Henriette Browne, alias Sophie de Bouteiller (Paris 16.6.1829–1901 Paris) war eine französische Malerin des Orientalismus. Zu Lebzeiten international für ihre unkonventionelle Herangehensweise an die orientalischen Motive berühmt, spezialisierte sich die Künstlerin auf Genreszenen, die weniger sensationelle, wenn auch immer noch exotische Weise darstellen. Ihr Frausein, ihre soziale Stellung und der Einfluss ihrer Mutter waren ausschlaggebend für ihre Entwicklung als Künstlerin. Während viele ihrer Werke verloren gingen, beweisen die erhaltenen Gemälde das Können und die Sensibilität einer Malerin, die von der Kunstgeschichte weitgehend übersehen wurde.

Kindheit

Sophie de Bouteiller wurde am 16. Juni 1829 in Paris als Tochter von Comte de Bouteiller [Graf] und seiner Frau geboren. Ihr Vater war Amateurmusiker und ihre Mutter eine versierte Sängerin. Durch ihren Vater, der aus einer alten bretonischen Familie stammte, erlangte Browne eine privilegierte Stellung in der Gesellschaft.

Sophies Mutter war vor dieser Ehe bereits verheiratet gewesen. Bevor sie Comtesse de Bouteiller wurde, gab sie eine Zeit lang Musikunterricht, um sich und ihren Sohn aus dieser Beziehung zu erhalten.
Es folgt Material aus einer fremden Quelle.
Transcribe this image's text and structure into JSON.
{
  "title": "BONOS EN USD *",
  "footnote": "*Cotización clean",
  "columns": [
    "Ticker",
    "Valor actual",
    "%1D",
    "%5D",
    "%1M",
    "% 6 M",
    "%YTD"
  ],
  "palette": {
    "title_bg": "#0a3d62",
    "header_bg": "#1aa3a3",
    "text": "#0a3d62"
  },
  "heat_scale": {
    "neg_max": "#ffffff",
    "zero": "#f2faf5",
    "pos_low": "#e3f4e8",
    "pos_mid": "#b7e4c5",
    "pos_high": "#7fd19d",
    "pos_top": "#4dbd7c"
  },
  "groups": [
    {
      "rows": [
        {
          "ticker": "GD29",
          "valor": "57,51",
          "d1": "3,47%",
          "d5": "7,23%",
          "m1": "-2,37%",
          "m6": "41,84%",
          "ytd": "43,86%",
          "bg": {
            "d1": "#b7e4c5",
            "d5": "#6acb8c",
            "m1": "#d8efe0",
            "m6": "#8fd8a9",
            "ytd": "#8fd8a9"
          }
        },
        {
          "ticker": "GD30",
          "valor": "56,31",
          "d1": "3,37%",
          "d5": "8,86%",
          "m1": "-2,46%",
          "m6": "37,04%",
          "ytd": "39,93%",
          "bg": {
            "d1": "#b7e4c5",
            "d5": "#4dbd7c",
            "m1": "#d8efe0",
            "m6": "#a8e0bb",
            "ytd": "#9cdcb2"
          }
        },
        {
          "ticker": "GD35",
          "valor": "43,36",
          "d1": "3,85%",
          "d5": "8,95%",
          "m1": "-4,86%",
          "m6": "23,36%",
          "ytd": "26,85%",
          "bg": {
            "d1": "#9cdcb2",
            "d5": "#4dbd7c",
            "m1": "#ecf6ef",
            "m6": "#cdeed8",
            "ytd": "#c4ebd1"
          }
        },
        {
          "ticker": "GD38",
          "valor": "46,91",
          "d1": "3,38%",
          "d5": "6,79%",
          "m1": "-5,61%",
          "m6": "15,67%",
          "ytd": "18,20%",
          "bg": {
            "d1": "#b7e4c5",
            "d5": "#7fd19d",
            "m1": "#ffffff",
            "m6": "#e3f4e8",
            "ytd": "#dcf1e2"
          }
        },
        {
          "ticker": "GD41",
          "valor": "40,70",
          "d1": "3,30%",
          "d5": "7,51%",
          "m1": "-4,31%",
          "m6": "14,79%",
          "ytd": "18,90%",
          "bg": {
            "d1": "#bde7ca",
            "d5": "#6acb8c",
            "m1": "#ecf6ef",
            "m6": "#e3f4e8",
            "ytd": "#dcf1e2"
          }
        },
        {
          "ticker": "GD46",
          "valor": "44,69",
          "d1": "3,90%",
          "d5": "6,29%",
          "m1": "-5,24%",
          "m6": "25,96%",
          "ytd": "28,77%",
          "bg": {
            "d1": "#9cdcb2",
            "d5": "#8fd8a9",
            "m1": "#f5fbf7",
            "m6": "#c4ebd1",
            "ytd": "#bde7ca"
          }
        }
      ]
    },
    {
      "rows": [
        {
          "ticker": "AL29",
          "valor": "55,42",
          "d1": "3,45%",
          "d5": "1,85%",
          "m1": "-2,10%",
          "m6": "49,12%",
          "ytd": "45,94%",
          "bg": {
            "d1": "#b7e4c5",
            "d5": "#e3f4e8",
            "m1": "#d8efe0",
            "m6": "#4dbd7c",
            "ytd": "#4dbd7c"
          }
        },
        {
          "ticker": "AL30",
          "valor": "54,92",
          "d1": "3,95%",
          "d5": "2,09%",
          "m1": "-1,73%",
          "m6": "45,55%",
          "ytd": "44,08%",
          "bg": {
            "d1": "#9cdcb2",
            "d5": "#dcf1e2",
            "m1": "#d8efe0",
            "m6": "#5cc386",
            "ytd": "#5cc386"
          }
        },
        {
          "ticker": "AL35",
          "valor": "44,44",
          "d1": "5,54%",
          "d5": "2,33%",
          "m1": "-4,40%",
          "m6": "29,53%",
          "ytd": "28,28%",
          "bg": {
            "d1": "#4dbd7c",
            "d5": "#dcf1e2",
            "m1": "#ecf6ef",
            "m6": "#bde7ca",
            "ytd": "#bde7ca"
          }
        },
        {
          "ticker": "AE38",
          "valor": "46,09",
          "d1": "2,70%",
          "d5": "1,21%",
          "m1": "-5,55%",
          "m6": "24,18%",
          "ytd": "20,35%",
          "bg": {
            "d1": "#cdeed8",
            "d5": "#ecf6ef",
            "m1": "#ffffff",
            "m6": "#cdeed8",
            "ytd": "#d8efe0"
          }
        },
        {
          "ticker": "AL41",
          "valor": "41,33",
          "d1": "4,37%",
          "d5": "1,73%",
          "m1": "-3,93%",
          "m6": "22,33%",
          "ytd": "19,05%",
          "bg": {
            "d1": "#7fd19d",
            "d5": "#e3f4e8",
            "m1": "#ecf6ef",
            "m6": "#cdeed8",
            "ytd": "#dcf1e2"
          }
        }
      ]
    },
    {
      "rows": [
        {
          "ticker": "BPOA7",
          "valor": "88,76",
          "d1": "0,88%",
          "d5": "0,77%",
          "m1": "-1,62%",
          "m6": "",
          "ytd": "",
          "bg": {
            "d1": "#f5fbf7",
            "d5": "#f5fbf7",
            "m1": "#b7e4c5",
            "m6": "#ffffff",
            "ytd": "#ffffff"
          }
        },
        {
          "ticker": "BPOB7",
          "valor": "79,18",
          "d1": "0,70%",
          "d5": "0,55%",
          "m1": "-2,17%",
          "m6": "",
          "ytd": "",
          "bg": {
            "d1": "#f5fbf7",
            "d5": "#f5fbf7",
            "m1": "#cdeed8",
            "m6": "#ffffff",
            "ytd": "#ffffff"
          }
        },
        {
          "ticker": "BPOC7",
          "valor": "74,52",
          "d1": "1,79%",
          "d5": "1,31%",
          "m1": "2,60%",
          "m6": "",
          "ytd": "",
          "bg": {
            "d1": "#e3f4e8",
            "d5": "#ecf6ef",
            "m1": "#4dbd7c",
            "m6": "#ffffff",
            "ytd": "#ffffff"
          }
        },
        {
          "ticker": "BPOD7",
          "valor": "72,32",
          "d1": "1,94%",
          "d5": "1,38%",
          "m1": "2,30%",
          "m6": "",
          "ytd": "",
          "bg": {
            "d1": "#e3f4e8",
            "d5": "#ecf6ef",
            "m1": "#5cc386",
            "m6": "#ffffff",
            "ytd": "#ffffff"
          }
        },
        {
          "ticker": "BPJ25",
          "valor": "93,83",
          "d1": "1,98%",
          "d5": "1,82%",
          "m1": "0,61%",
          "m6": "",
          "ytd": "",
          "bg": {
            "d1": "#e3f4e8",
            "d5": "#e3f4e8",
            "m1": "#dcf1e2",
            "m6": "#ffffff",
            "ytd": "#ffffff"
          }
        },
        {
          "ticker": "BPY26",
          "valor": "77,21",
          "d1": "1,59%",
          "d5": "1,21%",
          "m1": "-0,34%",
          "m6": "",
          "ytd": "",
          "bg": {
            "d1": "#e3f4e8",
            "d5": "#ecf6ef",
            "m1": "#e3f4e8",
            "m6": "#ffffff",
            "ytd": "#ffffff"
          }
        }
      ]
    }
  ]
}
Aus diesem Grund ermutigte die Gräfin Sophie schon in jungen Jahren, eine künstlerische Ausbildung zu absolvieren, um nötigenfalls ihren Lebensunterhalt selbst zu bestreiten. Sie bestand darauf, dass Sophie Musik und Zeichnen lernte. Deshalb wurde das Mädchen von der Gräfin und anderen Lehrern in ihrem Pariser Haus zu Hause unterrichtet.

Ausbildung

Im Jahr 1849 entschloss sich Sophie de Bouteiller zu einem Studium des Zeichnens und wurde Schülerin von Monsieur Emile Perrin, dem späteren Direktor des Théâtre-Francais. Im Jahr 1851 trat Sophie in die Klasse für Künstlerinnen von Monsieur Charles Joshua Chaplin ein. Hier hatte sie die Gelegenheit, an lebenden Modellen zu studieren und sich dabei unverzichtbare Kenntnisse über die Darstellung von Körperproportionen und Bewegungen anzueignen.

Henriette Browne

Zwischen 1851 und 1853 nahm Sophie das Pseudonym Henriette Browne an, den Namen ihrer Großmutter mütterlicherseits. 1853 reichte Browne ihr erstes Werk im Pariser Salon ein, wo sie bis 1878, ein Jahr vor dem Tod ihres Mannes, regelmäßig ausstellte. Mit diesem Pseudonym versuchte Browne, ihr Berufs- und Privatleben zu trennen. Darüber hinaus wollte Browne durch die Distanzierung von ihrer künstlerischen Karriere ihre gesellschaftliche Stellung wahren, da es damals für eine Frau nicht angemessen war, auch eine professionelle Künstlerin zu sein.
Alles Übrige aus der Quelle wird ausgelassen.